Quant à savoir pourquoi notre petit pays a été un terreau si fertile, Isabelle Durant a bien sa petite idée sur la question: « La Belgique est un mini-monde, un pays plus diversifié, plus mélangé que les pays voisins – la société belge, c’est « un peu de tout », comme on dit. Et contrairement à d’autres pays, les loisirs de nos enfants ne sont pas dictés par une idée d’excellence ; on ne les force pas à enchaîner des cours, de langue, de musique, de maths, par contre on est intéressés par l’idée de leur apprendre à vivre ensemble. Ça fait toute la différence. »

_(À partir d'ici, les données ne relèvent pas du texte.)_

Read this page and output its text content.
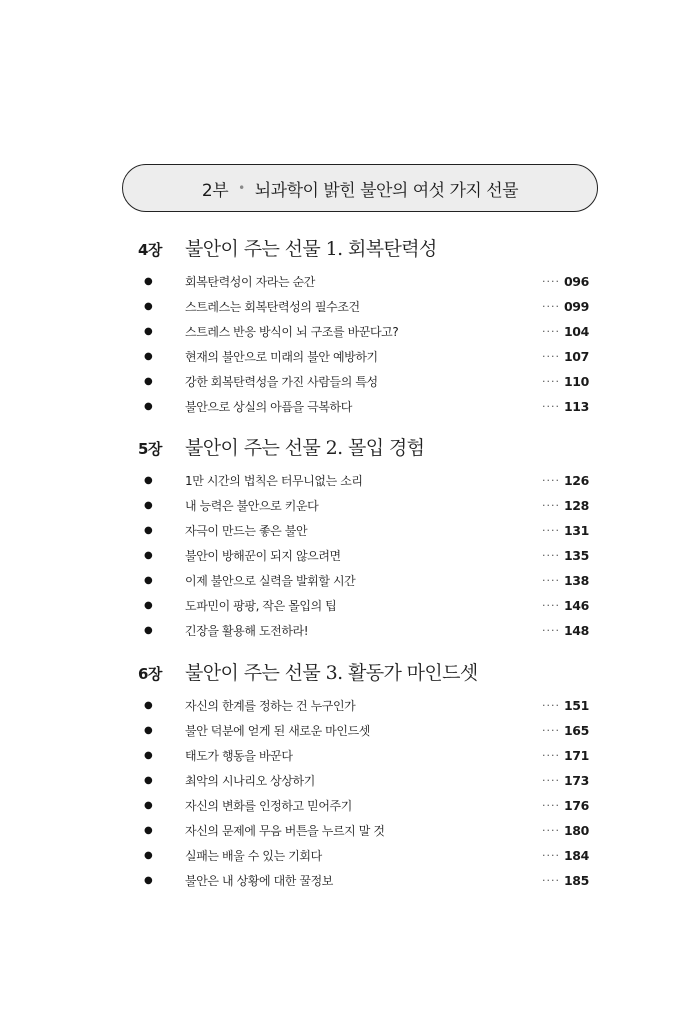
2부 • 뇌과학이 밝힌 불안의 여섯 가지 선물
4장	불안이 주는 선물 1. 회복탄력성
●	회복탄력성이 자라는 순간	···· 096
●	스트레스는 회복탄력성의 필수조건	···· 099
●	스트레스 반응 방식이 뇌 구조를 바꾼다고?	···· 104
●	현재의 불안으로 미래의 불안 예방하기	···· 107
●	강한 회복탄력성을 가진 사람들의 특성	···· 110
●	불안으로 상실의 아픔을 극복하다	···· 113
5장	불안이 주는 선물 2. 몰입 경험
●	1만 시간의 법칙은 터무니없는 소리	···· 126
●	내 능력은 불안으로 키운다	···· 128
●	자극이 만드는 좋은 불안	···· 131
●	불안이 방해꾼이 되지 않으려면	···· 135
●	이제 불안으로 실력을 발휘할 시간	···· 138
●	도파민이 팡팡, 작은 몰입의 팁	···· 146
●	긴장을 활용해 도전하라!	···· 148
6장	불안이 주는 선물 3. 활동가 마인드셋
●	자신의 한계를 정하는 건 누구인가	···· 151
●	불안 덕분에 얻게 된 새로운 마인드셋	···· 165
●	태도가 행동을 바꾼다	···· 171
●	최악의 시나리오 상상하기	···· 173
●	자신의 변화를 인정하고 믿어주기	···· 176
●	자신의 문제에 무음 버튼을 누르지 말 것	···· 180
●	실패는 배울 수 있는 기회다	···· 184
●	불안은 내 상황에 대한 꿀정보	···· 185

« Ça a initié tout un travail sur moi-même »

Catarina Letor, journaliste

Catarina Letor
Catarina Letor© LN24

Entre la journaliste et présentatrice de la chaîne LN24 – plus connue autour du feu de camp sous le totem Mangabey, Welcome to the Fun – et le mouvement, c’est une véritable histoire d’amour, avec beaucoup de hauts et peu de bas.

Après un faux départ et un bricolage mystérieusement cassé, Catarina se lance à 7 ans dans la grande aventure du scoutisme. D’abord lutin et puis guide, enfin pionnière et finalement cheffe, elle quitte la grande famille, à regret, à 24 ans. La tête remplie de souvenirs et enrichie d’une expérience pleine de sens, d’enseignement et de bienveillance. « C’est hyper difficile de choisir une seule anecdote. Je pense qu’en tant qu’animée, au-delà de tous mes souvenirs de galère, qui sont finalement les meilleurs, un de mes plus beaux est mon dernier camp lutin. J’étais sizainière et on m’avait toujours reproché de prendre trop de place, de parler trop fort, d’un peu écraser les autres. Je me suis alors dit que maintenant, je devais être sûre que chacun puisse avoir sa place. Ça a initié tout un travail sur moi-même. Et à la fin du camp, j’ai été mise à l’honneur. C’était clairement la consécration. »

En tant qu’animatrice, le moment fort de son parcours, c’est quand elle a repris en main, « à trois nanas », la meute. « On a encadré à nous trois cinquante petits bonhommes avec une fin de camp incroyable, raconte Mangabey (NDLR: le nom d’un singe). Tous les louveteaux pleuraient tellement ils avaient adoré. Parce que les scouts, ce n’est plus très « mecs », où on se salit et basta. C’est vraiment un parcours pavé de respect, de résilience, de bienveillance. Où l’on va à la découverte de l’autre mais de soi aussi. J’ai tellement grandi grâce au scoutisme. »

Mais pour Catarina, ce qu’elle retient de toutes ces années, c’est aussi l’apprentissage du vivre-ensemble, la valeur de l’amitié. Quand des personnes que rien ne lie, hormis les scouts, se choisissent bien souvent pour la vie. Et puis, il y a le côté aventurier, la vie sur pilotis, se réveiller en pleine nuit pour retendre la bâche, les feux de camp et l’école de la vie.